Our brain size is another key advantage, particularly in areas associated with memory, such as the hippocampus and neurogenesis.
Rosner: But one big drawback is death. We spend our entire lives gathering experience, building mental models of the world, and then—gone. All that information disappears. We can record some of it, but it’s not the same as beingthe living model.
Jacobsen: Maybe that’s nature’s way of updating the package—like a ZIP file. DNA and epigenetics work like compressed blueprints that express potential based on environmental interaction. It’s an elegant form of biological distribution—an incremental improvement system for an imperfect but adaptable organism.
Zooming out, the universe itself is running down, at least per mainstream physics. Thermodynamically, entropy is increasing. We’re heading toward what’s called “heat death.” But that’s billions of years away—even under the Big Bang model.
Locally, entropy doesn’t always increase—life itself is a kind of local reversal of entropy. But the larger trend is clear. The universe wastes more order than it preserves. nd yet biology is this fascinating attempt to preserve order—at least temporarily—using DNA and structure. Evolution is still a sloppy process. It’s not designed. It has no master plan. It just exploits every niche it can.
If it has an “agenda,” it’s total impartiality. Everything that can exist, does—or tries to.
Rosner: That leads to another category of weakness—brain vulnerabilities. We talked earlier about how easily our brains can be fooled. And some of those weaknesses are designed, especially in the sexual domain. The brain tricks us into wanting sex, even when it’s irrational. That’s adaptive in some ways, maladaptive in others.

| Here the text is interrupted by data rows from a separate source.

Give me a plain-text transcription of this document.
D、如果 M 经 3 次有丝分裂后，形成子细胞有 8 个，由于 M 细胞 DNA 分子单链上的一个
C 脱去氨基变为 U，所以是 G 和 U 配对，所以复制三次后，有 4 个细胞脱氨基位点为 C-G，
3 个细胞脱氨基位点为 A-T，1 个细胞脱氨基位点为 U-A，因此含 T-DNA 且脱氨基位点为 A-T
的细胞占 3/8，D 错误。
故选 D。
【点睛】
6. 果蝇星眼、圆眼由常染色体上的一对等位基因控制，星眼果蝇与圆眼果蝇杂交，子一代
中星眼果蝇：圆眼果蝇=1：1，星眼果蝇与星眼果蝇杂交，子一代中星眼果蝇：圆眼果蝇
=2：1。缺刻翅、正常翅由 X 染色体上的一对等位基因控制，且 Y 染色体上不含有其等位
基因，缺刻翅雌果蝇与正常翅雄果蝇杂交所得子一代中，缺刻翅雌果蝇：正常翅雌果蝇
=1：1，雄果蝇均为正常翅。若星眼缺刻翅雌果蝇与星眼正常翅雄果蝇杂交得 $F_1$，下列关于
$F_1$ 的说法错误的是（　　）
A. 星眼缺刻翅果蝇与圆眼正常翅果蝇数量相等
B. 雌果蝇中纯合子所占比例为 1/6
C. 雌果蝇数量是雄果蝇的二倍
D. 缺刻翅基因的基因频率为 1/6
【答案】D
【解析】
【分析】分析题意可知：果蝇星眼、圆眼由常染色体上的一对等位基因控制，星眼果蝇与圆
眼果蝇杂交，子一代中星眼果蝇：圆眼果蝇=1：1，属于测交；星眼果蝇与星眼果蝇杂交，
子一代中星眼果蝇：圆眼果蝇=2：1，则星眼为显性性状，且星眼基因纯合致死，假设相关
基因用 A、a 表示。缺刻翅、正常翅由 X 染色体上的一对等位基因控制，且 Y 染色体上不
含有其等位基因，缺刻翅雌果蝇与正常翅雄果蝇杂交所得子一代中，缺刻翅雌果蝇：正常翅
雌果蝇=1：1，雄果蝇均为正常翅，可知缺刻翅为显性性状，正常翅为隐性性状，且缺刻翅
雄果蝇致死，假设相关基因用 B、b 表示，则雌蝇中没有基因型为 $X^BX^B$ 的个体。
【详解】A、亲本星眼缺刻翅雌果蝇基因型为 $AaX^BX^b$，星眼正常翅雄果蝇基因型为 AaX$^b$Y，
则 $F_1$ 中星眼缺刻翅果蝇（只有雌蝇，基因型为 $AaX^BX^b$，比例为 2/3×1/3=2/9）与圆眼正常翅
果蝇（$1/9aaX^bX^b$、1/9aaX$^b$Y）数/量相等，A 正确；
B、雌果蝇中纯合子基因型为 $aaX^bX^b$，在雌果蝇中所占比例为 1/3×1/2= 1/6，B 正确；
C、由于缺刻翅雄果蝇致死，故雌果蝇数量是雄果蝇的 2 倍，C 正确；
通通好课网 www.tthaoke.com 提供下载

Jacobsen: It’s a double-edged sword.
Rosner: Another strength is reproduction—we’re incredibly successful at making more of us. That’s why we’re everywhere. You’re almost asleep.
Jacobsen: Yeah, but here’s one more: our adrenal glands are too big.
Rosner: Meaning we burn out?
Jacobsen: Exactly. Back on the savannah, when your average lifespan was under 40, you needed that adrenaline spike to escape danger.
Rosner: But now, that same system gets triggered over things like bidding on eBay. I do the same—last five seconds only. And in those final 30 seconds, my heart pounds like I’m hunting or fleeing something. But all I’m doing is clicking a button. It’s absurd. But that’s how we’re wired.
Jacobsen: So, yes, I’d agree with that. There are all sorts of misalignments between what we evolved to face and what we now face in modern life. Those misalignments can debilitate us.